25 de marzo 2004 - 00:00

Acertado regreso de Burman a la buena picaresca nacional

Melina Petriella y Daniel Hendler
Melina Petriella y Daniel Hendler
«El abrazo partido» ( Arg.- Esp.- Fr.- It., 2003, habl. en español, hebreo y coreano). Dir.: D. Burman. Guion: M. Birmajer, D. Burman. Int.: D. Hendler, A. Aizenberg, J. D'Elia, N. Erlich, S. Bosco.
 
Parece mentira que manteniendo en su mayor parte los planos cerrados,
Daniel Burman nos brinde un paisaje tan amplio, tanto de los personajes como del lugar bien representativo de la Argentina en que se ambienta su nueva comedia. Que es, de lejos, la más vecina al gusto del público general.
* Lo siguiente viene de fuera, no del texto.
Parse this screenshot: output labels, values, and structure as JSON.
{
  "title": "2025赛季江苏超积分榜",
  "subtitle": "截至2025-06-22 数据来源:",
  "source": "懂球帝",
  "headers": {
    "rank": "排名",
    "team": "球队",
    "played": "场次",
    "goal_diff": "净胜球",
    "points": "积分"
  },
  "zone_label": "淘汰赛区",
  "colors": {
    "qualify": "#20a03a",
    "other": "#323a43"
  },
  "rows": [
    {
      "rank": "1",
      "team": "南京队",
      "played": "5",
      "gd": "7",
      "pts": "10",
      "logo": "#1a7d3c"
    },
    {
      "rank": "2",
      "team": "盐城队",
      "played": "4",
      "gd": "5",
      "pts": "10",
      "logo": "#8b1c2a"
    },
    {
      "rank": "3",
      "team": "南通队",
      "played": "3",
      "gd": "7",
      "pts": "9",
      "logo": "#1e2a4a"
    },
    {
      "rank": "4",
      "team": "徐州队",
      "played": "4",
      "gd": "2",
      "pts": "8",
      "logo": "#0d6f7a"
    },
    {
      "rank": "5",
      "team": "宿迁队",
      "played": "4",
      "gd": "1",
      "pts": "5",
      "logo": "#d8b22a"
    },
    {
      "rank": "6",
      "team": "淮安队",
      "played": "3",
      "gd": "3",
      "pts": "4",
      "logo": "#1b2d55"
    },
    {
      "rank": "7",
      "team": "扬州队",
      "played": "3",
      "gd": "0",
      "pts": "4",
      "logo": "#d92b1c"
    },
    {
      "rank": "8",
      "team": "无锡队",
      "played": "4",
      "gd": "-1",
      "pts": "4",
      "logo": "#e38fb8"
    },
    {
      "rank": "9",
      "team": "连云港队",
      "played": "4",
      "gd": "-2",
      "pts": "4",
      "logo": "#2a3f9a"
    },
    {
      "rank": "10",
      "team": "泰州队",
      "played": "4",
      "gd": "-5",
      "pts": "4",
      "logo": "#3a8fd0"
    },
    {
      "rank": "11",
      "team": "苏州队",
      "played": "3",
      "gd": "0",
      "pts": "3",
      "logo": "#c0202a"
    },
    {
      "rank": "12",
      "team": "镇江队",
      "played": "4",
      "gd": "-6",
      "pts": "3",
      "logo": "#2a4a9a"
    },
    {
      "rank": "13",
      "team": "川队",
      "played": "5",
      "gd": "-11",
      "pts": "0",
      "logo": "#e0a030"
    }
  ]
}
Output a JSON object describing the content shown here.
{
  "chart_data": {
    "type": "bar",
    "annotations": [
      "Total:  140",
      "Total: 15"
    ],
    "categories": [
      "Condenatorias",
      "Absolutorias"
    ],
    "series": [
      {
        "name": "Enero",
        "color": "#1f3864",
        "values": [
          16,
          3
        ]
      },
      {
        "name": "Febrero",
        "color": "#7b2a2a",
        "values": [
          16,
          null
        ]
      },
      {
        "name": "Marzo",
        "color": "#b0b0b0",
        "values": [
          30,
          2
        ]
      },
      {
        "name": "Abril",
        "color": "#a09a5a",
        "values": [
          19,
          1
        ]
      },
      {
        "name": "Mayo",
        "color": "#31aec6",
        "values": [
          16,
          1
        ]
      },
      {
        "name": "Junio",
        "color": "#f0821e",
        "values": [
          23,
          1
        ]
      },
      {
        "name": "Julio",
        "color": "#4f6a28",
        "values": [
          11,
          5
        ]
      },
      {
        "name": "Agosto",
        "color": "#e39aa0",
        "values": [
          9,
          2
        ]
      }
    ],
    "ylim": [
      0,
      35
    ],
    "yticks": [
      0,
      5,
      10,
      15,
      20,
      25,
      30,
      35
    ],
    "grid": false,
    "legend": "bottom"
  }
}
Un poco larga, es cierto, pero muy grata, ágil, con diálogos sabrosos y unos intérpretes que ni pintados, empezando por Daniel Hendler.

«El abrazo...»
es un poco una comedia de costumbres sobre la trastienda de los comerciantes de una vieja galería del Once, sufridos pícaros que se las ingenian para sobrevivir, donde hay de todo, incluso coreanos que sólo se hacen entender en coreano y cultivan una hermosa (para algunos inútil) historia de amor, viejos que nadie sabe de qué viven porque apenas hacen un peso, jóvenes que todos saben de qué viven porque cambian pesos, la típica empleada bonita que se divierte sin culpa (deliciosa interpretación de Silvina Bosco), un rabino digno del varieté, como que lo encarna Norman Erlich, y hasta un cabecitacriollo que usa el kipá y compite con un peruano, en un desafío de galerías comerciales, a cual más desastrosa.

Esto, por citar sólo algunos ejemplares de la extensa fauna que aparece en la película. Solo faltaría anotar a los negros de bijuterías emparaguadas surgidos en los últimos años, que ya están integrados al paisaje, aunque quizá todavía no estén integrados con sus habitantes.

Pero acá no hay sólo una pintura de ambiente. También hay otra clase de trastienda, la de la familia del personaje protagónico,que es nuestro guía, y al mismo tiempo el más necesitado de orientación para la vida. En tono humorístico (un humor cariñoso más bien irónico, que prefiere pasar rápido por las cosas, porque si se detuviera un poco habría que ponerse a llorar), nuestro personaje describe las aflicciones de un hombre joven, molesto con su vida y sus parientes, que busca torpemente el modo de mandarse mudar, huyendo no sólo de una vida sin mayores posibilidades.

En ese transcurso, sin resolver casi ninguna de sus inseguridades, sabrá que su madre, entrañable Adriana Aizenberg, también tiene (peor aún, tuvo) derecho a buscar consuelo fuera de casa, que su padre se fue no precisamente a la guerra como le habían contado, que ahora vuelve, tras una vida de abandono, y que, por más enredos que uno tenga en la cabeza, una reconciliación siempre vale la pena.

Este asunto daría para un melodrama. Burman lo hace divertido.Y todo se conjuga, incluso la razón de un montaje medio epiléptico y modernoso, que hace avanzar la historia, y se asienta cuando corresponde. Vale la pena.